A pandemic
of misinformation
Check your tires, adjust your mirrors, buckle up, then head out. You won’t be guaranteed of arriving safely, but your chances will go way up.
It’s the same with pandemics. Vaccines never were billed as 100% effective. Seat belts aren’t, either. But we still require them.
There’s no magic to maintaining six feet of separation or limiting encounters to less than 10 minutes. Those are just points at which odds of spreading or not spreading the virus begin to tip. If ventilation is poor, if you’re singing or speaking loudly, or if you want better than a coin flip’s chance of not catching COVID, six feet aren’t enough and 10 minutes are too long.
Whether driving a car or living in a pandemic, precautions aren’t about guaranteeing safety as much as they are about reducing odds of bad things happening.
Can you get by not checking your tires and not buckling up? Of course. Many of us do more often than we’d like to admit. You also can get by not getting vaccinated, not wearing a mask, and not maintaining your distance. But eventually the odds will catch up with you.
When driving, not following precautions means you accept the risk of getting hurt. In a pandemic, not following precautions puts more than just you at risk. You also can spread the disease to someone else.
Perhaps we need to stop thinking about masks as seat belts and start thinking of them as headlights. Driving at night without headlights isn’t just a danger to you. It’s a danger to others, as well.
At the newspaper office, we’ve been lucky. Staffers who go out in the community almost always wear masks, but that didn’t prevent a second member of our staff — one who long ago was vaccinated and wears her mask religiously — from catching the disease this weekend after having covered various fall activities.
“No one needs to quarantine,” she texted after her diagnosis, even though we now have redoubled our efforts to wear masks whenever we venture out and won’t allow anyone without a mask to visit our office. “I wore masks.
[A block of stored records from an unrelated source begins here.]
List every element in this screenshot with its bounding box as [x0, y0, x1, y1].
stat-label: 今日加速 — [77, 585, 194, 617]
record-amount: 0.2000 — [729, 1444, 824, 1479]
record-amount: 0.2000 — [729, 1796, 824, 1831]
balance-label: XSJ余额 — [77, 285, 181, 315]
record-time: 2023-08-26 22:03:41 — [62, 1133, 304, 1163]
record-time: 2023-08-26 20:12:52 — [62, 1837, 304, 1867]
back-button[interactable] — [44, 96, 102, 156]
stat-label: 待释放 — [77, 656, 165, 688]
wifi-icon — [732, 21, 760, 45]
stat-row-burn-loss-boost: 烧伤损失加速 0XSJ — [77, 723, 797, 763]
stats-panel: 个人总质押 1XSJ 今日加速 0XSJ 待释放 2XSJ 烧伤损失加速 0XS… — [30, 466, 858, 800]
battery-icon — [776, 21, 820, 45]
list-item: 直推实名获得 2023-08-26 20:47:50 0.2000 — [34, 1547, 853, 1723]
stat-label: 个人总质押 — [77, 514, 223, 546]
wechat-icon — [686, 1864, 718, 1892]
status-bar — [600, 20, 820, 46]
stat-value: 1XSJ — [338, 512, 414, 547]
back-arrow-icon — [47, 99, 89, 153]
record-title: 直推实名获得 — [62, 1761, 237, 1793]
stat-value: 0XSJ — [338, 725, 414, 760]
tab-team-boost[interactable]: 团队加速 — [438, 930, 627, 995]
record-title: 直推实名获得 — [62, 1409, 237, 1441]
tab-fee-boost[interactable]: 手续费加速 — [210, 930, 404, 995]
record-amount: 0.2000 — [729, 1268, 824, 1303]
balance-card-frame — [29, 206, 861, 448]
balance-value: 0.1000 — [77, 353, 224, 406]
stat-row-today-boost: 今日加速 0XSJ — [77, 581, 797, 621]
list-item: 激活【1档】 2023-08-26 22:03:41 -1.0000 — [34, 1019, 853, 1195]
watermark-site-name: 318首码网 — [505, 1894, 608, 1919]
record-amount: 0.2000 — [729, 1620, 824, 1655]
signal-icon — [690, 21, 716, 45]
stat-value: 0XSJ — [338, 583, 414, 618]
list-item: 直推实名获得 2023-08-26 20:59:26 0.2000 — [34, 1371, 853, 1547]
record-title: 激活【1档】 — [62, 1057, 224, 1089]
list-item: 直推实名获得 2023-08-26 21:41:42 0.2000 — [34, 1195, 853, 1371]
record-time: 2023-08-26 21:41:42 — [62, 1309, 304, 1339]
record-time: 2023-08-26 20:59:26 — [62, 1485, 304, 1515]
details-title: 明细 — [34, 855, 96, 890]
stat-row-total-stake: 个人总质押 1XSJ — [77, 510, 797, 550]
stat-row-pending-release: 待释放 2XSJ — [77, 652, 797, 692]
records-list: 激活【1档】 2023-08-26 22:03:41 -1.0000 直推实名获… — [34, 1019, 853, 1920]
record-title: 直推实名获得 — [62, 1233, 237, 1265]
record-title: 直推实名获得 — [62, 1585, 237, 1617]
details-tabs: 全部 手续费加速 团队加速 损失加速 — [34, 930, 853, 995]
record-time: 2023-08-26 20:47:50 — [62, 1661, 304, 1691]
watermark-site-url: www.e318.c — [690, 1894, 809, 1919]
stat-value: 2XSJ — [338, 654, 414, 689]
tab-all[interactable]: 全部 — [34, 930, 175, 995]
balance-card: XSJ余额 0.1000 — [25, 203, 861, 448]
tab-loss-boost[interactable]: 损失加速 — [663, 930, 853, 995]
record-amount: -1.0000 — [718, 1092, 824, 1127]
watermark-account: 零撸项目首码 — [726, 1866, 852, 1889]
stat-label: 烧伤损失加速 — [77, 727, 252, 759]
No one has to have their life disrupted but me.”
She quickly added that one of her friends wants her to punch an anti-vaxxer and that, even though her symptoms were greatly lessened by having been vaccinated, “I wouldn’t wish this on anyone.”
Ask anyone who’s had the disease. Nearly everyone will say the same thing. That ought to be enough to encourage others to get vaccinated and continue masking up, as the Centers for Disease Control recommends.
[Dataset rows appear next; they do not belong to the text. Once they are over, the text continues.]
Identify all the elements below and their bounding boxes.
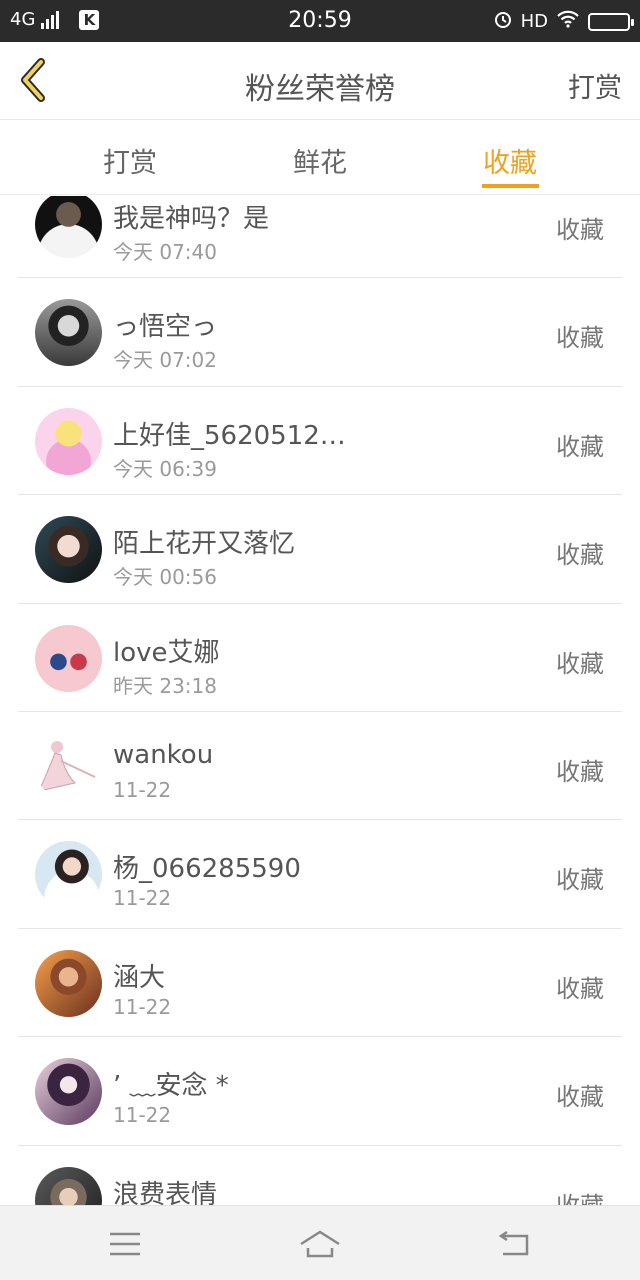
avatar xyxy=(35,732,102,800)
back-nav-button[interactable] xyxy=(493,1226,537,1262)
app-header: 粉丝荣誉榜 打赏 xyxy=(0,42,640,120)
hd-label: HD xyxy=(520,11,548,32)
fan-time: 11-22 xyxy=(113,886,172,911)
fan-time: 11-22 xyxy=(113,994,172,1019)
reward-button[interactable]: 打赏 xyxy=(568,66,622,105)
alarm-icon xyxy=(493,9,513,34)
fan-name: 上好佳_5620512… xyxy=(113,420,346,451)
menu-button[interactable] xyxy=(103,1226,147,1262)
list-item[interactable]: っ悟空っ 今天 07:02 收藏 xyxy=(18,278,622,387)
fan-time: 今天 07:02 xyxy=(113,348,217,373)
fan-time: 今天 00:56 xyxy=(113,565,217,590)
avatar xyxy=(35,407,102,475)
list-item[interactable]: wankou 11-22 收藏 xyxy=(18,712,622,821)
favorite-label: 收藏 xyxy=(556,1186,604,1205)
list-item[interactable]: 我是神吗？是 今天 07:40 收藏 xyxy=(18,196,622,279)
fan-time: 11-22 xyxy=(113,1103,172,1128)
avatar xyxy=(35,1058,102,1126)
battery-icon xyxy=(588,12,634,31)
avatar xyxy=(35,949,102,1017)
list-item[interactable]: 杨_066285590 11-22 收藏 xyxy=(18,820,622,929)
favorite-label: 收藏 xyxy=(556,216,604,244)
avatar xyxy=(35,299,102,367)
avatar xyxy=(35,624,102,692)
favorite-label: 收藏 xyxy=(556,432,604,461)
avatar xyxy=(35,841,102,909)
fan-list-content: 我是神吗？是 今天 07:40 收藏 っ悟空っ 今天 07:02 收藏 上好佳_… xyxy=(0,196,640,1205)
avatar xyxy=(35,516,102,584)
tab-flowers[interactable]: 鲜花 xyxy=(260,141,380,180)
fan-name: 涵大 xyxy=(113,962,166,993)
list-item[interactable]: 上好佳_5620512… 今天 06:39 收藏 xyxy=(18,387,622,496)
fan-name: ’ ﹏安念 * xyxy=(113,1071,229,1102)
tab-reward[interactable]: 打赏 xyxy=(70,141,190,180)
tab-favorites[interactable]: 收藏 xyxy=(450,141,570,180)
home-button[interactable] xyxy=(298,1226,342,1262)
fan-name: love艾娜 xyxy=(113,637,220,668)
favorite-label: 收藏 xyxy=(556,541,604,570)
wifi-icon xyxy=(556,10,580,33)
fan-name: 杨_066285590 xyxy=(113,854,301,885)
avatar xyxy=(35,1166,102,1205)
active-tab-indicator xyxy=(482,184,539,188)
page-title: 粉丝荣誉榜 xyxy=(245,72,395,107)
favorite-label: 收藏 xyxy=(556,649,604,678)
fan-time: 昨天 23:18 xyxy=(113,673,217,698)
status-right: HD xyxy=(493,9,634,34)
fan-name: 我是神吗？是 xyxy=(113,204,270,234)
menu-icon xyxy=(110,1232,140,1256)
fan-name: 浪费表情 xyxy=(113,1179,218,1205)
fan-list[interactable]: 我是神吗？是 今天 07:40 收藏 っ悟空っ 今天 07:02 收藏 上好佳_… xyxy=(0,196,640,1205)
favorite-label: 收藏 xyxy=(556,324,604,353)
status-bar: 4G K 20:59 HD xyxy=(0,0,640,42)
fan-time: 11-22 xyxy=(113,777,172,802)
avatar xyxy=(35,196,102,258)
system-nav-bar xyxy=(0,1205,640,1280)
list-item[interactable]: 浪费表情 收藏 xyxy=(18,1146,622,1205)
list-item[interactable]: 涵大 11-22 收藏 xyxy=(18,929,622,1038)
list-item[interactable]: 陌上花开又落忆 今天 00:56 收藏 xyxy=(18,495,622,604)
list-item[interactable]: love艾娜 昨天 23:18 收藏 xyxy=(18,604,622,712)
tab-bar: 打赏 鲜花 收藏 xyxy=(0,121,640,195)
fan-name: 陌上花开又落忆 xyxy=(113,529,296,560)
fan-name: っ悟空っ xyxy=(113,312,218,343)
fan-name: wankou xyxy=(113,739,214,770)
favorite-label: 收藏 xyxy=(556,1083,604,1112)
home-icon xyxy=(300,1230,340,1258)
favorite-label: 收藏 xyxy=(556,974,604,1003)
list-item[interactable]: ’ ﹏安念 * 11-22 收藏 xyxy=(18,1037,622,1146)
fan-time: 今天 06:39 xyxy=(113,456,217,481)
fan-time: 今天 07:40 xyxy=(113,240,217,264)
back-icon xyxy=(498,1230,529,1256)
favorite-label: 收藏 xyxy=(556,866,604,895)
favorite-label: 收藏 xyxy=(556,757,604,786)
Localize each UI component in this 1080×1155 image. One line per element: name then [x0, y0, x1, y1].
It also ought to be enough for us as a community to start rethinking our all-out resumption of non-essential activities.
If you look at weekly numbers of COVID diagnoses in the county, you’ll see clear peaks starting around Halloween last year and continuing around various events, including the start of school, sports, and fall events this year.
Activities necessary for people’s livelihood are one thing, but activities of a purely entertainment nature are another. Do too many of them and we’ll once again have to start limiting activities that people’s livelihoods depend on.
For those who see a grand international conspiracy in all of this, rest assured there is one. Persuading Americans to shirk their duty about masks and vaccination and go on as if everything were business as usual — albeit with government pouring trillions into COVID relief that pays for things that have nothing to do with COVID — leaves us greatly weakened.
It won’t be an army that conquers us, however. It will be foreign bankers foreclosing on our debt.